This project uncovers customer behavior patterns of a UK retail company through segmentation analysis using the RFM (Recency, Frequency, Monetary) model. The objective is to identify distinct customer segments and develop targeted marketing strategies to improve customer engagement, enhance revenue stability, and optimize marketing expenditures.

Background

The retail company faced significant fluctuations in sales, with 50% of total sales concentrated in the last 4 months of the year. To address this instability, the company aimed to understand consumer behavior better. By analyzing transactional data, customer segments were identified to develop more effective marketing strategies.

Business Objective

  • Identify high-value customers and develop appropriate marketing strategies to target them.
  • Improve the effectiveness of marketing promotions to support revenue generation.
  • Achieve revenue stability throughout the year.

Business Questions

  • How can customer segmentation with RFM analysis help the company better understand and target different customer segments?
  • How can the company develop unique marketing strategies to increase advertising effectiveness?

Methodology

RFM Analysis

RFM analysis categorizes customers based on:

  • Recency: Days since the last purchase.
  • Frequency: Total number of transactions.
  • Monetary: Total amount spent.

K-Means Clustering

download (7) K-Means clustering was applied to group customers based on their RFM profiles.
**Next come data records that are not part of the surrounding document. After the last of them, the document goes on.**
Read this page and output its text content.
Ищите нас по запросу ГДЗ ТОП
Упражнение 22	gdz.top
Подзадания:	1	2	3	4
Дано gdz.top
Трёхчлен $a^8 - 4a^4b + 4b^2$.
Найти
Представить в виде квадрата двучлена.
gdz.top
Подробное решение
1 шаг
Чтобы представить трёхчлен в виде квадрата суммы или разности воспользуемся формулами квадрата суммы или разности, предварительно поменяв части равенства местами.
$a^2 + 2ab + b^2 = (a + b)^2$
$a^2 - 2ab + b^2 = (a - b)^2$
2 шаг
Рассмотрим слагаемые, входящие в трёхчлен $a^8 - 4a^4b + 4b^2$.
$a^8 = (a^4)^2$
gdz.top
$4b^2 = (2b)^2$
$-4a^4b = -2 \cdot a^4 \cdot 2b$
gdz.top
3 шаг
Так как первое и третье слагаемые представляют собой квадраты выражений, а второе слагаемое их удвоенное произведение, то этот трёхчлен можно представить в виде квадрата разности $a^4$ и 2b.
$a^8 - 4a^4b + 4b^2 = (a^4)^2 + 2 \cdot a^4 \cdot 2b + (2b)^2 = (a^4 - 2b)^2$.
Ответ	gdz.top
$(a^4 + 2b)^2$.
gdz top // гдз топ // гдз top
The optimal number of clusters (K = 3) was determined using the Elbow method.

Results

Exploratory Data Analysis

  • Sales Fluctuations: Significant revenue peaks in November due to seasonal factors like Black Friday and Cyber Monday.
  • Discount Strategy: The effectiveness of promotions was questioned as the high discount allocation did not proportionately increase revenue.
  • Customer Retention: Notable customer retention in December 2010, indicating successful onboarding during that period.

Customer Segmentation

download (9)

  • Cluster 0 (Best Customer): Low recency, high frequency, very high monetary value.
  • Cluster 1 (At Risk Customer): High recency, low frequency, low monetary value.
  • Cluster 2 (Regular Customer): Low recency, medium frequency, medium monetary value.

Recommendations

Best Customer

  • Objective: Maintain loyalty and increase lifetime value.
  • Strategies: VIP programs, referral incentives, early access to new products, deeper personalization.

Regular Customer

  • Objective: Increase purchase frequency and transaction value.
  • Strategies: Upselling, frequent buyer discounts, product recommendations, bundle offers.

At Risk Customer

  • Objective: Reactivate purchases and increase engagement.
  • Strategies: Win-back campaigns, limited edition products, satisfaction surveys, personalized emails.

Conclusion

This analysis provides a foundation for understanding customer behavior and designing targeted marketing strategies. By focusing on high-value and regular customers while implementing retention strategies for at-risk customers, the company can improve revenue stability and optimize promotional spending.

For a detailed analysis and insights, please check out the full report on Medium.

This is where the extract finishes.